If the government really wanted people to save for their own retirement, why did they allow all this money to be invested in the share and property markets? Putting your retirement money into the share market (even if it’s in blue chips) is high risk. The investment industry salespeople are fond of the argument that over the “long term” the share market is the best place to put your money – but which “long term”? I’ve seen people with their investments over 10-20 years, looking to retire suddenly see their retirement nest-egg, chopped in half in some cases. They were in the for the “long term”. Retirement money should be in fixed investments used to fund needed infrastructure or projects. I might be wrong but isn’t this what Singapore did?
I agree with you
The Australian scheme (and the new UK scheme now coming) are just designed to keep financial services afloat
My husband and I had our pension funds invested in Rothschild Asset Management by default – i.e., we did not know what was happening although our IFA did. When we realised we were losing thousands we thought that if they were going to lose our money anyway, we ought to invest in an ethical fund that we would believe in. Suddenly, just before he retired, most of our thousands reappeared!
We were lucky in that way.

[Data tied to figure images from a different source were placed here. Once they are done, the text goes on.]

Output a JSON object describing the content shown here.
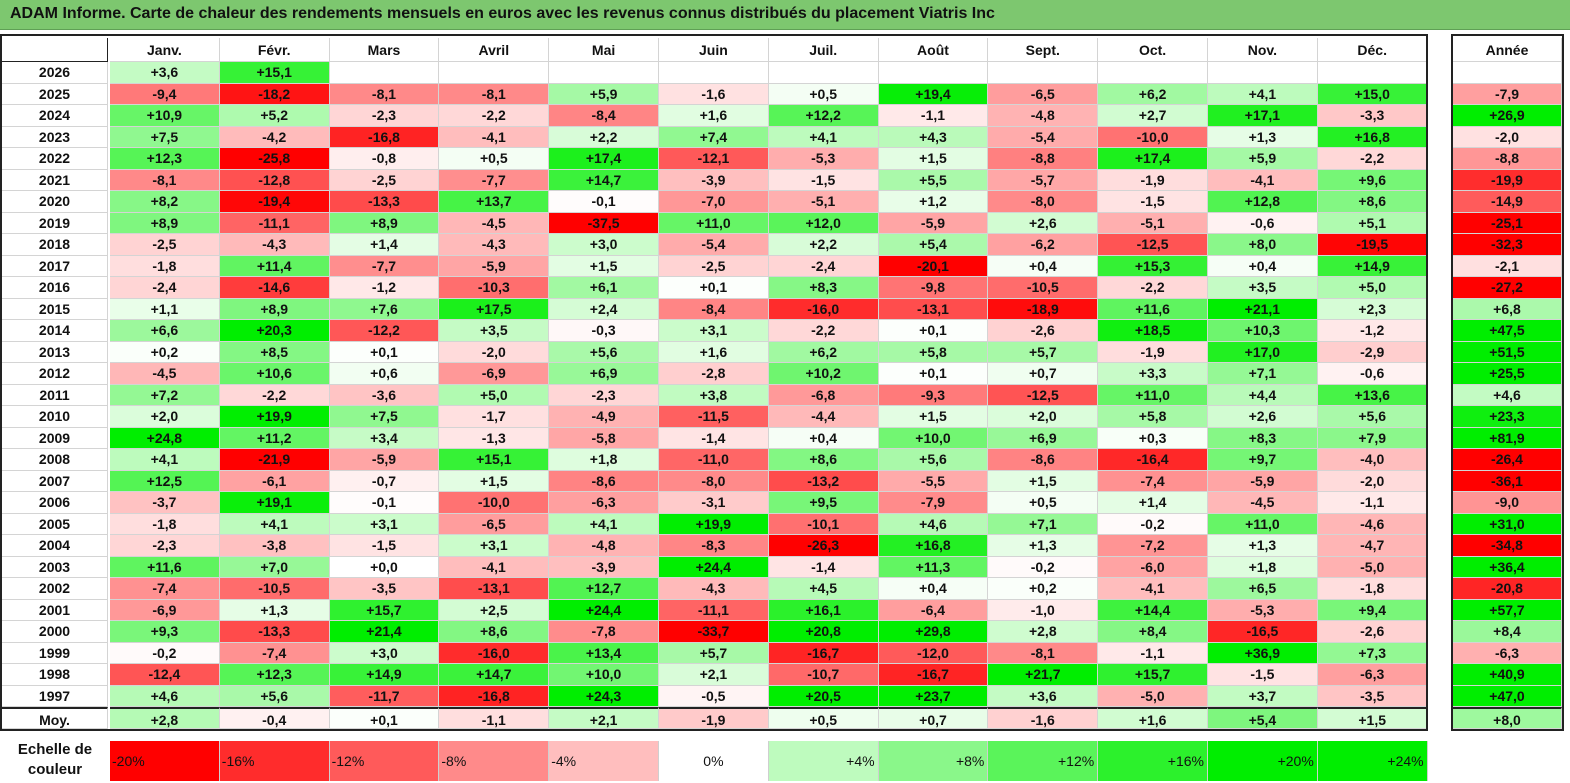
{
  "title": "ADAM Informe. Carte de chaleur des rendements mensuels en euros avec les revenus connus distribués du placement Viatris Inc",
  "chart_data": {
    "type": "heatmap",
    "title": "ADAM Informe. Carte de chaleur des rendements mensuels en euros avec les revenus connus distribués du placement Viatris Inc",
    "months": [
      "Janv.",
      "Févr.",
      "Mars",
      "Avril",
      "Mai",
      "Juin",
      "Juil.",
      "Août",
      "Sept.",
      "Oct.",
      "Nov.",
      "Déc."
    ],
    "year_header": "Année",
    "rows": [
      {
        "year": "2026",
        "values": [
          "+3,6",
          "+15,1",
          "",
          "",
          "",
          "",
          "",
          "",
          "",
          "",
          "",
          ""
        ],
        "annual": ""
      },
      {
        "year": "2025",
        "values": [
          "-9,4",
          "-18,2",
          "-8,1",
          "-8,1",
          "+5,9",
          "-1,6",
          "+0,5",
          "+19,4",
          "-6,5",
          "+6,2",
          "+4,1",
          "+15,0"
        ],
        "annual": "-7,9"
      },
      {
        "year": "2024",
        "values": [
          "+10,9",
          "+5,2",
          "-2,3",
          "-2,2",
          "-8,4",
          "+1,6",
          "+12,2",
          "-1,1",
          "-4,8",
          "+2,7",
          "+17,1",
          "-3,3"
        ],
        "annual": "+26,9"
      },
      {
        "year": "2023",
        "values": [
          "+7,5",
          "-4,2",
          "-16,8",
          "-4,1",
          "+2,2",
          "+7,4",
          "+4,1",
          "+4,3",
          "-5,4",
          "-10,0",
          "+1,3",
          "+16,8"
        ],
        "annual": "-2,0"
      },
      {
        "year": "2022",
        "values": [
          "+12,3",
          "-25,8",
          "-0,8",
          "+0,5",
          "+17,4",
          "-12,1",
          "-5,3",
          "+1,5",
          "-8,8",
          "+17,4",
          "+5,9",
          "-2,2"
        ],
        "annual": "-8,8"
      },
      {
        "year": "2021",
        "values": [
          "-8,1",
          "-12,8",
          "-2,5",
          "-7,7",
          "+14,7",
          "-3,9",
          "-1,5",
          "+5,5",
          "-5,7",
          "-1,9",
          "-4,1",
          "+9,6"
        ],
        "annual": "-19,9"
      },
      {
        "year": "2020",
        "values": [
          "+8,2",
          "-19,4",
          "-13,3",
          "+13,7",
          "-0,1",
          "-7,0",
          "-5,1",
          "+1,2",
          "-8,0",
          "-1,5",
          "+12,8",
          "+8,6"
        ],
        "annual": "-14,9"
      },
      {
        "year": "2019",
        "values": [
          "+8,9",
          "-11,1",
          "+8,9",
          "-4,5",
          "-37,5",
          "+11,0",
          "+12,0",
          "-5,9",
          "+2,6",
          "-5,1",
          "-0,6",
          "+5,1"
        ],
        "annual": "-25,1"
      },
      {
        "year": "2018",
        "values": [
          "-2,5",
          "-4,3",
          "+1,4",
          "-4,3",
          "+3,0",
          "-5,4",
          "+2,2",
          "+5,4",
          "-6,2",
          "-12,5",
          "+8,0",
          "-19,5"
        ],
        "annual": "-32,3"
      },
      {
        "year": "2017",
        "values": [
          "-1,8",
          "+11,4",
          "-7,7",
          "-5,9",
          "+1,5",
          "-2,5",
          "-2,4",
          "-20,1",
          "+0,4",
          "+15,3",
          "+0,4",
          "+14,9"
        ],
        "annual": "-2,1"
      },
      {
        "year": "2016",
        "values": [
          "-2,4",
          "-14,6",
          "-1,2",
          "-10,3",
          "+6,1",
          "+0,1",
          "+8,3",
          "-9,8",
          "-10,5",
          "-2,2",
          "+3,5",
          "+5,0"
        ],
        "annual": "-27,2"
      },
      {
        "year": "2015",
        "values": [
          "+1,1",
          "+8,9",
          "+7,6",
          "+17,5",
          "+2,4",
          "-8,4",
          "-16,0",
          "-13,1",
          "-18,9",
          "+11,6",
          "+21,1",
          "+2,3"
        ],
        "annual": "+6,8"
      },
      {
        "year": "2014",
        "values": [
          "+6,6",
          "+20,3",
          "-12,2",
          "+3,5",
          "-0,3",
          "+3,1",
          "-2,2",
          "+0,1",
          "-2,6",
          "+18,5",
          "+10,3",
          "-1,2"
        ],
        "annual": "+47,5"
      },
      {
        "year": "2013",
        "values": [
          "+0,2",
          "+8,5",
          "+0,1",
          "-2,0",
          "+5,6",
          "+1,6",
          "+6,2",
          "+5,8",
          "+5,7",
          "-1,9",
          "+17,0",
          "-2,9"
        ],
        "annual": "+51,5"
      },
      {
        "year": "2012",
        "values": [
          "-4,5",
          "+10,6",
          "+0,6",
          "-6,9",
          "+6,9",
          "-2,8",
          "+10,2",
          "+0,1",
          "+0,7",
          "+3,3",
          "+7,1",
          "-0,6"
        ],
        "annual": "+25,5"
      },
      {
        "year": "2011",
        "values": [
          "+7,2",
          "-2,2",
          "-3,6",
          "+5,0",
          "-2,3",
          "+3,8",
          "-6,8",
          "-9,3",
          "-12,5",
          "+11,0",
          "+4,4",
          "+13,6"
        ],
        "annual": "+4,6"
      },
      {
        "year": "2010",
        "values": [
          "+2,0",
          "+19,9",
          "+7,5",
          "-1,7",
          "-4,9",
          "-11,5",
          "-4,4",
          "+1,5",
          "+2,0",
          "+5,8",
          "+2,6",
          "+5,6"
        ],
        "annual": "+23,3"
      },
      {
        "year": "2009",
        "values": [
          "+24,8",
          "+11,2",
          "+3,4",
          "-1,3",
          "-5,8",
          "-1,4",
          "+0,4",
          "+10,0",
          "+6,9",
          "+0,3",
          "+8,3",
          "+7,9"
        ],
        "annual": "+81,9"
      },
      {
        "year": "2008",
        "values": [
          "+4,1",
          "-21,9",
          "-5,9",
          "+15,1",
          "+1,8",
          "-11,0",
          "+8,6",
          "+5,6",
          "-8,6",
          "-16,4",
          "+9,7",
          "-4,0"
        ],
        "annual": "-26,4"
      },
      {
        "year": "2007",
        "values": [
          "+12,5",
          "-6,1",
          "-0,7",
          "+1,5",
          "-8,6",
          "-8,0",
          "-13,2",
          "-5,5",
          "+1,5",
          "-7,4",
          "-5,9",
          "-2,0"
        ],
        "annual": "-36,1"
      },
      {
        "year": "2006",
        "values": [
          "-3,7",
          "+19,1",
          "-0,1",
          "-10,0",
          "-6,3",
          "-3,1",
          "+9,5",
          "-7,9",
          "+0,5",
          "+1,4",
          "-4,5",
          "-1,1"
        ],
        "annual": "-9,0"
      },
      {
        "year": "2005",
        "values": [
          "-1,8",
          "+4,1",
          "+3,1",
          "-6,5",
          "+4,1",
          "+19,9",
          "-10,1",
          "+4,6",
          "+7,1",
          "-0,2",
          "+11,0",
          "-4,6"
        ],
        "annual": "+31,0"
      },
      {
        "year": "2004",
        "values": [
          "-2,3",
          "-3,8",
          "-1,5",
          "+3,1",
          "-4,8",
          "-8,3",
          "-26,3",
          "+16,8",
          "+1,3",
          "-7,2",
          "+1,3",
          "-4,7"
        ],
        "annual": "-34,8"
      },
      {
        "year": "2003",
        "values": [
          "+11,6",
          "+7,0",
          "+0,0",
          "-4,1",
          "-3,9",
          "+24,4",
          "-1,4",
          "+11,3",
          "-0,2",
          "-6,0",
          "+1,8",
          "-5,0"
        ],
        "annual": "+36,4"
      },
      {
        "year": "2002",
        "values": [
          "-7,4",
          "-10,5",
          "-3,5",
          "-13,1",
          "+12,7",
          "-4,3",
          "+4,5",
          "+0,4",
          "+0,2",
          "-4,1",
          "+6,5",
          "-1,8"
        ],
        "annual": "-20,8"
      },
      {
        "year": "2001",
        "values": [
          "-6,9",
          "+1,3",
          "+15,7",
          "+2,5",
          "+24,4",
          "-11,1",
          "+16,1",
          "-6,4",
          "-1,0",
          "+14,4",
          "-5,3",
          "+9,4"
        ],
        "annual": "+57,7"
      },
      {
        "year": "2000",
        "values": [
          "+9,3",
          "-13,3",
          "+21,4",
          "+8,6",
          "-7,8",
          "-33,7",
          "+20,8",
          "+29,8",
          "+2,8",
          "+8,4",
          "-16,5",
          "-2,6"
        ],
        "annual": "+8,4"
      },
      {
        "year": "1999",
        "values": [
          "-0,2",
          "-7,4",
          "+3,0",
          "-16,0",
          "+13,4",
          "+5,7",
          "-16,7",
          "-12,0",
          "-8,1",
          "-1,1",
          "+36,9",
          "+7,3"
        ],
        "annual": "-6,3"
      },
      {
        "year": "1998",
        "values": [
          "-12,4",
          "+12,3",
          "+14,9",
          "+14,7",
          "+10,0",
          "+2,1",
          "-10,7",
          "-16,7",
          "+21,7",
          "+15,7",
          "-1,5",
          "-6,3"
        ],
        "annual": "+40,9"
      },
      {
        "year": "1997",
        "values": [
          "+4,6",
          "+5,6",
          "-11,7",
          "-16,8",
          "+24,3",
          "-0,5",
          "+20,5",
          "+23,7",
          "+3,6",
          "-5,0",
          "+3,7",
          "-3,5"
        ],
        "annual": "+47,0"
      }
    ],
    "average": {
      "label": "Moy.",
      "values": [
        "+2,8",
        "-0,4",
        "+0,1",
        "-1,1",
        "+2,1",
        "-1,9",
        "+0,5",
        "+0,7",
        "-1,6",
        "+1,6",
        "+5,4",
        "+1,5"
      ],
      "annual": "+8,0"
    },
    "legend": {
      "label": "Echelle de couleur",
      "entries": [
        {
          "text": "-20%",
          "value": -20
        },
        {
          "text": "-16%",
          "value": -16
        },
        {
          "text": "-12%",
          "value": -12
        },
        {
          "text": "-8%",
          "value": -8
        },
        {
          "text": "-4%",
          "value": -4
        },
        {
          "text": "0%",
          "value": 0
        },
        {
          "text": "+4%",
          "value": 4
        },
        {
          "text": "+8%",
          "value": 8
        },
        {
          "text": "+12%",
          "value": 12
        },
        {
          "text": "+16%",
          "value": 16
        },
        {
          "text": "+20%",
          "value": 20
        },
        {
          "text": "+24%",
          "value": 24
        }
      ]
    },
    "colors": {
      "negative": "#ff0000",
      "neutral": "#ffffff",
      "positive": "#00ee00",
      "title_bg": "#7dc76f"
    }
  }
}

I do not know how often that happens but the moral is invest in what you believe in, not in what they tell you will make the most money.
IFAs know no more than you do.
“Remember, after all, that the FTSE equity market is a just a market in second hand bits of paper called shares: it has little at all to do with raising cash for businesses.”

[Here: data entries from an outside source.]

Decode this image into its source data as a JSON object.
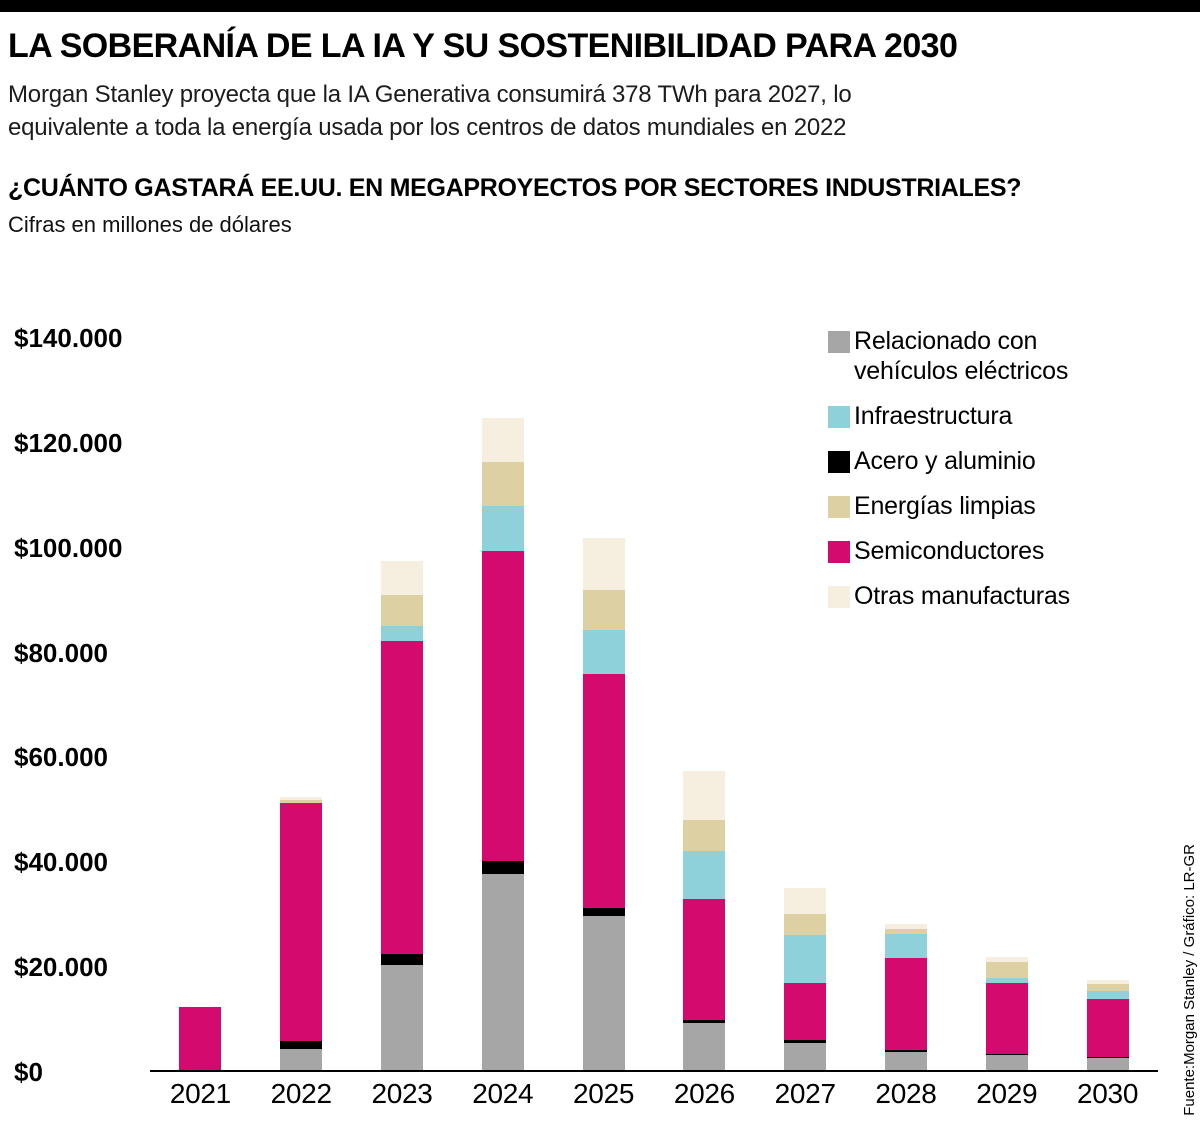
{
  "page": {
    "title": "LA SOBERANÍA DE LA IA Y SU SOSTENIBILIDAD PARA 2030",
    "subtitle_line1": "Morgan Stanley proyecta que la IA Generativa consumirá 378 TWh para 2027, lo",
    "subtitle_line2": "equivalente a toda la energía usada por los centros de datos mundiales en 2022",
    "source": "Fuente:Morgan Stanley / Gráfico: LR-GR"
  },
  "colors": {
    "accent_rule": "#000000",
    "ev_gray": "#a6a6a6",
    "infrastructure_blue": "#8fd1da",
    "steel_black": "#000000",
    "clean_energy_tan": "#ddd0a2",
    "semiconductors_magenta": "#d50a6e",
    "other_manufacturing_cream": "#f6efe0"
  },
  "chart_data": {
    "type": "bar",
    "stacked": true,
    "title": "¿CUÁNTO GASTARÁ EE.UU. EN MEGAPROYECTOS POR SECTORES INDUSTRIALES?",
    "units": "Cifras en millones de dólares",
    "xlabel": "",
    "ylabel": "Millones de dólares",
    "ylim": [
      0,
      140000
    ],
    "grid": false,
    "legend_position": "top-right",
    "categories": [
      "2021",
      "2022",
      "2023",
      "2024",
      "2025",
      "2026",
      "2027",
      "2028",
      "2029",
      "2030"
    ],
    "y_tick_labels": [
      "$140.000",
      "$120.000",
      "$100.000",
      "$80.000",
      "$60.000",
      "$40.000",
      "$20.000",
      "$0"
    ],
    "series": [
      {
        "name": "Relacionado con vehículos eléctricos",
        "color": "#a6a6a6",
        "values": [
          0,
          4000,
          20000,
          37500,
          29500,
          9000,
          5200,
          3500,
          2900,
          2300
        ]
      },
      {
        "name": "Acero y aluminio",
        "color": "#000000",
        "values": [
          0,
          1500,
          2100,
          2500,
          1500,
          600,
          600,
          400,
          200,
          200
        ]
      },
      {
        "name": "Semiconductores",
        "color": "#d50a6e",
        "values": [
          12000,
          45500,
          59900,
          59300,
          44700,
          23200,
          10900,
          17500,
          13500,
          11000
        ]
      },
      {
        "name": "Infraestructura",
        "color": "#8fd1da",
        "values": [
          0,
          0,
          2900,
          8600,
          8400,
          9000,
          9200,
          4600,
          1000,
          1700
        ]
      },
      {
        "name": "Energías limpias",
        "color": "#ddd0a2",
        "values": [
          0,
          600,
          6000,
          8400,
          7700,
          6100,
          4000,
          1000,
          3000,
          1200
        ]
      },
      {
        "name": "Otras manufacturas",
        "color": "#f6efe0",
        "values": [
          0,
          600,
          6500,
          8400,
          10000,
          9300,
          5000,
          1000,
          1000,
          800
        ]
      }
    ],
    "legend": [
      {
        "label": "Relacionado con vehículos eléctricos",
        "color": "#a6a6a6"
      },
      {
        "label": "Infraestructura",
        "color": "#8fd1da"
      },
      {
        "label": "Acero y aluminio",
        "color": "#000000"
      },
      {
        "label": "Energías limpias",
        "color": "#ddd0a2"
      },
      {
        "label": "Semiconductores",
        "color": "#d50a6e"
      },
      {
        "label": "Otras manufacturas",
        "color": "#f6efe0"
      }
    ]
  }
}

The FTSE has everything to do with raising money for businesses cheaply. Without the liquidity that the stock market creates for equity providers, the returns that they would demand would be significantly higher to compensate for illiquidity. This is evident in the price differential (relative to profitability) between a unlisted and listed business of the same type.
Do you have any clue how little new equity funding is raised?
Actually I do have a clue, there has been £190bn raised on the LSE since 2006. I wouldn’t call that a little.
Evidence?
Please exclude mergers and paper for paper issues
New cash only
Firstly, predicting a stock market fall is a bit like saying there’s rain on the way – if you walk around saying the sunshine wont last for long enough, eventually you’ll be provided right. There is no skill in that. Markets rise and fall so positioning yourself as some sort of guru is rather absurd.
Secondly, to apparently relish (‘looking forward to’) the prospect of millions of pensionioners and investors (and it’s ultimately people that own companies) seeing the value of their assets plummet is pretty unpleasant of you.
If you’re so confident, short the FTSE and give the profits to a charity.
I’m not looking forward to a crash
It is just inevitable
And ordinary people will pay
Which was my point – because that’s wholly avoidable
A correction or even a crash would suit me fine as it should others, there are a number businesses I would like to increase my investment in at more attractive prices. The problem with the stock market is that many perceive it as speculation when it is actually a system that allows you to become a part owner of a business or many businesses if you want.